Because you had been trained — because MIHP taught you what to look for, and because you were connected to other professionals who understood infant mental health — you knew there were clinicians who could help me work through the grief, the fear, and the desire to parent differently while old patterns tried to pull me back.
You said something I didn’t expect:
**“I think all new parents deserve as much support as possible.
Some families have both MIHP and IMH — not because anything is wrong,
but because early parenting can feel overwhelming when there are so many layers happening at once.
Stress, worry, past trauma, anxiety, big feelings about the pregnancy, challenges with feeding or soothing, or even feeling disconnected — all of these can make parenting feel heavier.
There are clinicians trained to help with the harder emotional pieces,
and if you’d like, I can introduce you so you don’t have to navigate any of this alone.”**
You didn’t make it sound scary.
You made it sound supportive.
You made it sound normal.
You made it sound like something people deserve, not something they “qualify” for.
And so you introduced me to the IMH clinician from CMH — someone who walked into my life quietly, respectfully, and with a kind of calm I didn’t know I needed.
And here is something I’ve never admitted out loud:
I remember noticing IMH-E® on both of your business cards.
I didn’t know exactly what it meant, but I could tell it meant something about how deeply you understood babies and parents.
In a system where trust can be fragile, that small detail — that sign of training, connection, and professionalism — helped me exhale.
It made me believe that maybe we really were in good hands.
Together, the two of you became something I didn’t know existed:
One person holding my baby’s growth and safety,
and another person helping me hold my baby’s emotional world — by helping me understand my own.
From MIHP, I learned how to feed my baby when she arched her back and screamed.
From IMH, I learned why that scream sent me into a panic that felt bigger than the moment.
From MIHP, I found routines, resources, nutrition help, safe sleep guidance, and someone to celebrate every ounce she gained.
From IMH, I found the courage to talk about my childhood, my fears, the trauma I never named, and the grief that had been numbing my connection to her.
From both of you together, I learned something I will never forget:
I was not alone. And I was not broken.
I just needed two kinds of help —
the kind that supports my baby’s needs,
and the kind that strengthens my capacity to understand, soothe, and connect with her — even in the hardest moments.
There was a day — I remember it so clearly — when MIHP closed my case.
You both came.
We took pictures in my living room.
My baby smiled at you like she knew exactly who you were.
We didn’t celebrate a “graduation.”
We celebrated growth — hers, mine, and ours together.
You said, “Look at what you’ve done.”
But what I wanted to say — what I still want to say — is:
Look at what we did together.
You made me feel like I was being held up.
Like my baby and I were worth the collaboration.
So to you —
the person who noticed,
the person who wondered,
the person who walked beside me…
Thank you.
Thank you for seeing my baby’s strengths before I could.
Thank you for seeing my pain before I named it.

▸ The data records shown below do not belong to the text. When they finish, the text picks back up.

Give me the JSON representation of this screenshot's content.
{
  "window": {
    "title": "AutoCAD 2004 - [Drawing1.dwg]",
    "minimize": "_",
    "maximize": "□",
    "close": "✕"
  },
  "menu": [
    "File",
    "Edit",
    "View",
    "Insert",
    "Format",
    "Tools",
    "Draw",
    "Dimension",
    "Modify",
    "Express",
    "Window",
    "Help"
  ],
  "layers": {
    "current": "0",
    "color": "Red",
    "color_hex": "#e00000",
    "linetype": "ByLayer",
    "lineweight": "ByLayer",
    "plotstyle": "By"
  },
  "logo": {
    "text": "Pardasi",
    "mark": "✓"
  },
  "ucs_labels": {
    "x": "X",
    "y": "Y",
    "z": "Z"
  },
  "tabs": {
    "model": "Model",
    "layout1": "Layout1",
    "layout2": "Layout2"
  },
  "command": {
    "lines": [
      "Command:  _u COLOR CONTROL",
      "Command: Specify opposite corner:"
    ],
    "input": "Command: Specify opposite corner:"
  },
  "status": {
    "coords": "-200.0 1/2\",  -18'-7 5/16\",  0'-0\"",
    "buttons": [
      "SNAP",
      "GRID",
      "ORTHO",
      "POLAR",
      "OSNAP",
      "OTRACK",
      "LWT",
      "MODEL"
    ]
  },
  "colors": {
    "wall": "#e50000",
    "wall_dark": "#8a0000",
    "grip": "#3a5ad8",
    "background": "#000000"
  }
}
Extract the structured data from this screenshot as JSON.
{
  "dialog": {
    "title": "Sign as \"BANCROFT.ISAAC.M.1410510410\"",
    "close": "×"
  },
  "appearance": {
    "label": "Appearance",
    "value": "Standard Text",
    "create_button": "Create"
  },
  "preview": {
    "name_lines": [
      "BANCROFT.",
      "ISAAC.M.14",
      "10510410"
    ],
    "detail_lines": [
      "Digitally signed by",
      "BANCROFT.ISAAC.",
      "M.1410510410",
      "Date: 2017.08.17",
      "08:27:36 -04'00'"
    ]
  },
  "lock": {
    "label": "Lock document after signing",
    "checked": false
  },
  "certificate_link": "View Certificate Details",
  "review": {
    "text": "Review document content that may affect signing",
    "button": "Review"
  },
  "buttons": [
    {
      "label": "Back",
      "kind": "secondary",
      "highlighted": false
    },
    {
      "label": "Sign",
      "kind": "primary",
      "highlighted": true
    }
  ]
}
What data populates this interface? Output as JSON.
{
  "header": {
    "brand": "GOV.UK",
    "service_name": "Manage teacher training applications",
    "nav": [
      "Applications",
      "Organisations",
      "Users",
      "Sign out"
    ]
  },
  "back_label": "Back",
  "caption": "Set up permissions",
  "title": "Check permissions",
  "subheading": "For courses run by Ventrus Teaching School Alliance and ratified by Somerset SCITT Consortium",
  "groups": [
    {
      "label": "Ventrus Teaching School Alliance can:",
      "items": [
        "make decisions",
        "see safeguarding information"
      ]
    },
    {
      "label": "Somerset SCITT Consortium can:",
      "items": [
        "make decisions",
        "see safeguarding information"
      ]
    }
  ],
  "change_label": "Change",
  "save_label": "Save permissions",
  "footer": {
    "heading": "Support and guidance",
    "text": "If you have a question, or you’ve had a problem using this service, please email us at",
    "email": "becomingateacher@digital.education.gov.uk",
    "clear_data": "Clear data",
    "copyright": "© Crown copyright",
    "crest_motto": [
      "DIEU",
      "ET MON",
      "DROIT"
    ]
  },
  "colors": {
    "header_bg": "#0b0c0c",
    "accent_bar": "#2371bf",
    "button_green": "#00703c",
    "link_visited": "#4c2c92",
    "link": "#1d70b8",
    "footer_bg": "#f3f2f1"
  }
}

Thank you for knowing I needed both MIHP and IMH — because early parenting awakens every story we’ve ever lived.
Thank you for teaching me that asking for help is something we do for our babies.
Thank you for working together.
You changed our lives more than you will ever know.
Gratefully,
A Michigan Parent
A Note from the Michigan Association for Infant Mental Health:
At MI-AIMH, we believe caregivers thrive when the professionals who support them are connected, reflective, and supported themselves. We offer training, reflective spaces, resources, and IMH-Endorsement® and ECMH-Endorsement® to strengthen Michigan’s early childhood workforce — including MIHP and IMH providers — so that families like this one experience the power of relationships, collaboration and never have to walk alone.
Thank you for the work you do, and for the relationships you build that change the earliest stories of children’s lives.